Opinion
1999-07768
Submitted September 12, 2003.
October 14, 2003.
Appeal by the defendant from a judgment of the Supreme Court, Richmond County (Rooney, J.), rendered July 28, 1999, convicting him of murder in the second degree and criminal possession of a weapon in the second degree, upon a jury verdict, and imposing sentence.
Lynn W. L. Fahey, New York, N.Y. (Steven R. Bernhard of counsel), for appellant.
William L. Murphy, District Attorney, Staten Island, N.Y. (Karen F. McGee and Daniela Conti-Maiorana of counsel), for respondent.

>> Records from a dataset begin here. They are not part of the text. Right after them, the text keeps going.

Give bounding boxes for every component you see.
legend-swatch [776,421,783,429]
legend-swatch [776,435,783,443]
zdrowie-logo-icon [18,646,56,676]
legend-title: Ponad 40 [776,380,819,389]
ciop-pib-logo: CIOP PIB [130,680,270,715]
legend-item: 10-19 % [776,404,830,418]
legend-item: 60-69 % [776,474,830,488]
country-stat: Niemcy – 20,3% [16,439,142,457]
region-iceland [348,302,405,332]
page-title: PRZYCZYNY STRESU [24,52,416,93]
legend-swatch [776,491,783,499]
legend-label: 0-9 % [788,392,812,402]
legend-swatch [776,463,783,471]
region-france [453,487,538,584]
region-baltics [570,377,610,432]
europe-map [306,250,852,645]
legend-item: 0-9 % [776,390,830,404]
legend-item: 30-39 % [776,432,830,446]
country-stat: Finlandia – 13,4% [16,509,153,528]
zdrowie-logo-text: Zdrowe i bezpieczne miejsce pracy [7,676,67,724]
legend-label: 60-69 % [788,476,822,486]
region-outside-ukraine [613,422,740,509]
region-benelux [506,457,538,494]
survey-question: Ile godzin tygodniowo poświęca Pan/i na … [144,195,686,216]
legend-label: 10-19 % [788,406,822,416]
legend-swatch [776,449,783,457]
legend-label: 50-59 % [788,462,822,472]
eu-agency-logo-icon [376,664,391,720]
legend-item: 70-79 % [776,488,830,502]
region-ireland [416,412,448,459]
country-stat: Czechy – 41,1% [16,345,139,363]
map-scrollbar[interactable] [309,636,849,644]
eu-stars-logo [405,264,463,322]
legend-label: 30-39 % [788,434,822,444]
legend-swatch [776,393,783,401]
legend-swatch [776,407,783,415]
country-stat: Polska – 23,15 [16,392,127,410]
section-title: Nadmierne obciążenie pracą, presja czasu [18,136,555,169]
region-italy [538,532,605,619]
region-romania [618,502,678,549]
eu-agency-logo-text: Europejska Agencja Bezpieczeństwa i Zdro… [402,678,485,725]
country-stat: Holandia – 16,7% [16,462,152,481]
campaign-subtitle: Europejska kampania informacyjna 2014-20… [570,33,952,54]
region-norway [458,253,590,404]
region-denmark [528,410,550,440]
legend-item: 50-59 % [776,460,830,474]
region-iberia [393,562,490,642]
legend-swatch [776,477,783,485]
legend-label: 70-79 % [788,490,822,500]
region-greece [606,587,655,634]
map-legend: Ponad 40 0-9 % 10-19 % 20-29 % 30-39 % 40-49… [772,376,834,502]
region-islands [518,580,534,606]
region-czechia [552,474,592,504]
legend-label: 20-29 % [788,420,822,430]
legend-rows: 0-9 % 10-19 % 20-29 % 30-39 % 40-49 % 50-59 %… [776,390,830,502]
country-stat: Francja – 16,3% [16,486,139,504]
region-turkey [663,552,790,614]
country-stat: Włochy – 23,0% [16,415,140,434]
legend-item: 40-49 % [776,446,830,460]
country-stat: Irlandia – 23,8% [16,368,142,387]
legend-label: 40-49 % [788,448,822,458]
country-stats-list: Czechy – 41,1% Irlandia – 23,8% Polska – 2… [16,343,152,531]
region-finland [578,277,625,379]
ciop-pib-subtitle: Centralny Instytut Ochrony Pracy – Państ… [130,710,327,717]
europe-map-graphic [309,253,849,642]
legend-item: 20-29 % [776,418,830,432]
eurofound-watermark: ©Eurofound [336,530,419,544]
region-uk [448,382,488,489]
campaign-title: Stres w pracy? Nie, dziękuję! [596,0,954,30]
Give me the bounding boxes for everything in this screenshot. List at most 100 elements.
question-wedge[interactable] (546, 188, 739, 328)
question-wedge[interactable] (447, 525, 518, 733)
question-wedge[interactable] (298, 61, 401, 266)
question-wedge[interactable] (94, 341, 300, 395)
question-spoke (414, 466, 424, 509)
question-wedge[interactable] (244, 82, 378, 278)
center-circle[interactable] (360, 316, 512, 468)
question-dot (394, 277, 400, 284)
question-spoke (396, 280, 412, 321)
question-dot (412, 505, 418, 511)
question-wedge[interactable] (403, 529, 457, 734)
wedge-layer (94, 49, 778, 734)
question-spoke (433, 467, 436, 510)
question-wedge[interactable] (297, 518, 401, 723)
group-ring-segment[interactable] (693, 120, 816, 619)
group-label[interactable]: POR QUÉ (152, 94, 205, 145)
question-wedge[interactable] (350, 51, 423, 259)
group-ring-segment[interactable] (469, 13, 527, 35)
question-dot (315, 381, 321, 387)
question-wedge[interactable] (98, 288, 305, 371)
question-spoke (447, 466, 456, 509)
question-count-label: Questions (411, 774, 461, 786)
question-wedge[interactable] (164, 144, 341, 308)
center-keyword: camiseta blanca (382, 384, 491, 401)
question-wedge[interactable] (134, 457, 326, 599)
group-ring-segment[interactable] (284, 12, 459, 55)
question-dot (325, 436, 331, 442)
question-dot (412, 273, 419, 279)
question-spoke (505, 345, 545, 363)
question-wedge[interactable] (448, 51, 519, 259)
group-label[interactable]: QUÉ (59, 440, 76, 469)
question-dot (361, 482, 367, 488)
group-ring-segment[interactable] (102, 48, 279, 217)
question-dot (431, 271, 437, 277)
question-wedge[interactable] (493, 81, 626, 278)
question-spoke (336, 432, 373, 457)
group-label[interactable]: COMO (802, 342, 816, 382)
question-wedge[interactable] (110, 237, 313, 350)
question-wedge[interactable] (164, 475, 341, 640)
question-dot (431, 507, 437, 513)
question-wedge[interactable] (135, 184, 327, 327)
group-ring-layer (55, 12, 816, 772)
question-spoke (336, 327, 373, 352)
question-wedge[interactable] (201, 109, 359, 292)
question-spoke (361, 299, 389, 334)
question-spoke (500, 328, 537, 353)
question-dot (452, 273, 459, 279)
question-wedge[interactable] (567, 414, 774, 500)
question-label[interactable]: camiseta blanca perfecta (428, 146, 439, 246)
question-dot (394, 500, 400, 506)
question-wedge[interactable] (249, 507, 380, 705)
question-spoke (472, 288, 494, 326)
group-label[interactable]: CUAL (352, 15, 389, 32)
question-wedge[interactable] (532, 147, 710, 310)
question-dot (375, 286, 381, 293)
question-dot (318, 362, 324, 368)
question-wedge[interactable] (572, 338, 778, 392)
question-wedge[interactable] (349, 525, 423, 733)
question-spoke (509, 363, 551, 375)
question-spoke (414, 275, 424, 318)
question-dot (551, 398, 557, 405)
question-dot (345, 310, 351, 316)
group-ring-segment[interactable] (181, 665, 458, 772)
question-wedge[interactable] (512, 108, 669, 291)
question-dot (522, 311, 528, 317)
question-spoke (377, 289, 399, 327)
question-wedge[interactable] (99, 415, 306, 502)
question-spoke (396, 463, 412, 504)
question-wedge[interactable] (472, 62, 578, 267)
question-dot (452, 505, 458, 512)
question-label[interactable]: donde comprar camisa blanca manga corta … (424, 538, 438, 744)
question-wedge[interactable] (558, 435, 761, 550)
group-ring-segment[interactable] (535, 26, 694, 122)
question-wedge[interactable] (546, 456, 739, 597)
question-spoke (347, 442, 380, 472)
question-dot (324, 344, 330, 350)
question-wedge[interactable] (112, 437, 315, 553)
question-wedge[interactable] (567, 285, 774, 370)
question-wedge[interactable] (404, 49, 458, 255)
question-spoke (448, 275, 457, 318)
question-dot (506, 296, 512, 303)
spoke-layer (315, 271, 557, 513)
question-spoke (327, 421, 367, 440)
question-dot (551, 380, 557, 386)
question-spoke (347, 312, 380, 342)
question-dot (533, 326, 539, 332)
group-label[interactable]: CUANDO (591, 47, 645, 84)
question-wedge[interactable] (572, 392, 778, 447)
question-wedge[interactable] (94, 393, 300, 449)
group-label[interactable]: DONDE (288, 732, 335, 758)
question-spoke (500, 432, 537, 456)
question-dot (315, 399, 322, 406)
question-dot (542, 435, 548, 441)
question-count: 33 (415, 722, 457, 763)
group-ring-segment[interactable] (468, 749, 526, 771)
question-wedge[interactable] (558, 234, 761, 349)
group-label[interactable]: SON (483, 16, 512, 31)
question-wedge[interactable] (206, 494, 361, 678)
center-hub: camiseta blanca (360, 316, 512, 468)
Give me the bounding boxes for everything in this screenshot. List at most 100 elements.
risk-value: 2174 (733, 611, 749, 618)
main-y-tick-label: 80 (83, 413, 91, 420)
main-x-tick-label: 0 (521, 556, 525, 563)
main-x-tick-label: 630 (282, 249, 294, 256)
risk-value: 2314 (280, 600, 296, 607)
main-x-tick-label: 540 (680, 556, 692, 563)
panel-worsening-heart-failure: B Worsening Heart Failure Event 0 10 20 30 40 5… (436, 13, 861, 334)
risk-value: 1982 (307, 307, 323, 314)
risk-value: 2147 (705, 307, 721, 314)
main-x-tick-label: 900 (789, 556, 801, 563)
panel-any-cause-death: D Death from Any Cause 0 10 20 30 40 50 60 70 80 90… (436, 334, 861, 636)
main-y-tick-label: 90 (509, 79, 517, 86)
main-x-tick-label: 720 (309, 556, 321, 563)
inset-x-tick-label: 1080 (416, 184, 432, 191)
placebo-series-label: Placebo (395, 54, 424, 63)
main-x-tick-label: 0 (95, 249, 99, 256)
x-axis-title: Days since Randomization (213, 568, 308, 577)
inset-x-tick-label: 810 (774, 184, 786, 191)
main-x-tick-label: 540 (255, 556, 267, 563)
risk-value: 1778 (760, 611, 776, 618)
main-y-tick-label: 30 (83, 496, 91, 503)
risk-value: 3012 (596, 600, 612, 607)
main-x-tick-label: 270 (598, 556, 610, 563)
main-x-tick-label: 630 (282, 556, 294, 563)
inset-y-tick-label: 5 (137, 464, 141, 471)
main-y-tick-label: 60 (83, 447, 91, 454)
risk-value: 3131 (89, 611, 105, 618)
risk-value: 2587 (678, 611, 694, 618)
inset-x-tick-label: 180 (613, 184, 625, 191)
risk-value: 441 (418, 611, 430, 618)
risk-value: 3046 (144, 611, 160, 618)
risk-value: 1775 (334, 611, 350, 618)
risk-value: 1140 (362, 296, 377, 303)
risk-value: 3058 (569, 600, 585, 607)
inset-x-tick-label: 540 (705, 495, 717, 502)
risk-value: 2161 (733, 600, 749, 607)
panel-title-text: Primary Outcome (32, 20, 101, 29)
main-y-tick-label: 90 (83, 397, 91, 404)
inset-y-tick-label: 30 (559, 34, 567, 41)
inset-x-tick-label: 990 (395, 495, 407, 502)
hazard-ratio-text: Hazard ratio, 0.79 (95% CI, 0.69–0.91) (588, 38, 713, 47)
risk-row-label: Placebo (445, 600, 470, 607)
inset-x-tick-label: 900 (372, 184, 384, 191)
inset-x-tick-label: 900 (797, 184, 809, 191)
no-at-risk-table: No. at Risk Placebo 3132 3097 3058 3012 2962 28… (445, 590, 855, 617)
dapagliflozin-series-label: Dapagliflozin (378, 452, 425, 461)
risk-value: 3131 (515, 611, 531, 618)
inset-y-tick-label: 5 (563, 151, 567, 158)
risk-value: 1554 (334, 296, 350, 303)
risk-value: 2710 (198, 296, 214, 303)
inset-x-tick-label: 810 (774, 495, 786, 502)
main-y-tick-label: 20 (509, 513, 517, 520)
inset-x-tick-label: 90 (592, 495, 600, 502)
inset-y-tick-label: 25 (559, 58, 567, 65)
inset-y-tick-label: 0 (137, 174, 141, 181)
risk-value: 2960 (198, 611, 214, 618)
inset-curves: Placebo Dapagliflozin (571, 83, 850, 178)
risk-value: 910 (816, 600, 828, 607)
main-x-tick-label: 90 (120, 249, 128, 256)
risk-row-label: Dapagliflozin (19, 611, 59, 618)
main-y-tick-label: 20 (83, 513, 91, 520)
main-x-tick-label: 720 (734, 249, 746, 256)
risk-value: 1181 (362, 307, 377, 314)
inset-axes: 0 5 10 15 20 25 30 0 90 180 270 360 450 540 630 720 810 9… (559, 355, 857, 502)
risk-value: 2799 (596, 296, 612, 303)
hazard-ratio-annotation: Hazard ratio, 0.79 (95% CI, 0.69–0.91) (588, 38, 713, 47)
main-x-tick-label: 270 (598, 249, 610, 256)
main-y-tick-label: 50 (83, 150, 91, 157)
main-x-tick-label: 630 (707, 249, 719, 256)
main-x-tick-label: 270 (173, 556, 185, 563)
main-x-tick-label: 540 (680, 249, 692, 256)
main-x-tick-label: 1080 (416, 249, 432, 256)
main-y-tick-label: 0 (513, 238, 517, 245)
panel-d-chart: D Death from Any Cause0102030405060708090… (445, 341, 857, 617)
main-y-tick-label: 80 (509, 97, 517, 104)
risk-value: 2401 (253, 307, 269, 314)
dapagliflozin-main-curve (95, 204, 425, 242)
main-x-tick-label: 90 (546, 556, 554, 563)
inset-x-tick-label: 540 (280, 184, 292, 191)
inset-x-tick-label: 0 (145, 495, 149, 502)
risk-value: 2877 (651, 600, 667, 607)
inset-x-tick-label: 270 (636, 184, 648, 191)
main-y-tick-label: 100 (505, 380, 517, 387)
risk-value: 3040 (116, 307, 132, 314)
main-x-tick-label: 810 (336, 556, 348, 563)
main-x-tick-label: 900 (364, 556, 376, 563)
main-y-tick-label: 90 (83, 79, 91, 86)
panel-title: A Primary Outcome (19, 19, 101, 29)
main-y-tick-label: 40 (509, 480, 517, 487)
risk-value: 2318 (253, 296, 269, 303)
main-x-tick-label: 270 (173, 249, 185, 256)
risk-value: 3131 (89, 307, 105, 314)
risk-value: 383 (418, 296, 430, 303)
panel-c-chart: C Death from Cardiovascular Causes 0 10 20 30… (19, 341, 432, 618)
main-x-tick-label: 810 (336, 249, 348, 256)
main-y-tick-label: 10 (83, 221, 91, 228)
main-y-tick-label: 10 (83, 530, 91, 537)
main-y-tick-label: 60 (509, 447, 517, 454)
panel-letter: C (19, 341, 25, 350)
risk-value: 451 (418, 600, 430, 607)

Before: FRED T. SANTUCCI, J.P., SONDRA MILLER, LEO F. McGINITY, ROBERT W. SCHMIDT, JJ.
DECISION ORDER
ORDERED that the judgment is affirmed.
The defendant's contention that the People failed to prove by legally sufficient evidence that he intended to cause the victim's death is unpreserved for appellate review as he failed to specifically raise this claim in his motion for a trial order of dismissal ( see CPL 470.05; People v. Gray, 86 N.Y.2d 10, 19; People v. Bedford, 296 A.D.2d 553; People v. Ruiz, 211 A.D.2d 829). Moreover, his post-trial motion to set aside the verdict was insufficient to preserve the legal sufficiency of the evidence for appellate review ( see People v. Padro, 75 N.Y.2d 820; People v. Slavin, 299 A.D.2d 499; People v. Palompelli, 296 A.D.2d 557). In any event, viewing the evidence in the light most favorable to the prosecution ( see People v. Contes, 60 N.Y.2d 620), we find that it was legally sufficient to establish the defendant's guilt of murder in the second degree beyond a reasonable doubt ( see Penal Law § 125.25; People v. Robertson, 302 A.D.2d 956, lv denied 100 N.Y.2d 542). The defendant's intent to kill was manifest by his act of repeatedly firing at the vehicle which he knew was occupied by the victim and three other passengers — one of whom had just assaulted the defendant — at close range ( see People v. Hogan, 219 A.D.2d 672; People v. Nance, 175 A.D.2d 185; People v. Culpepper, 118 A.D.2d 866). Moreover, upon the exercise of our factual review power, we are satisfied that the verdict of guilt was not against the weight of the evidence ( see CPL 470.15).
The defendant's remaining contention is unpreserved for appellate review and, in any event, without merit.
SANTUCCI, J.P., S. MILLER, McGINITY and SCHMIDT, JJ., concur.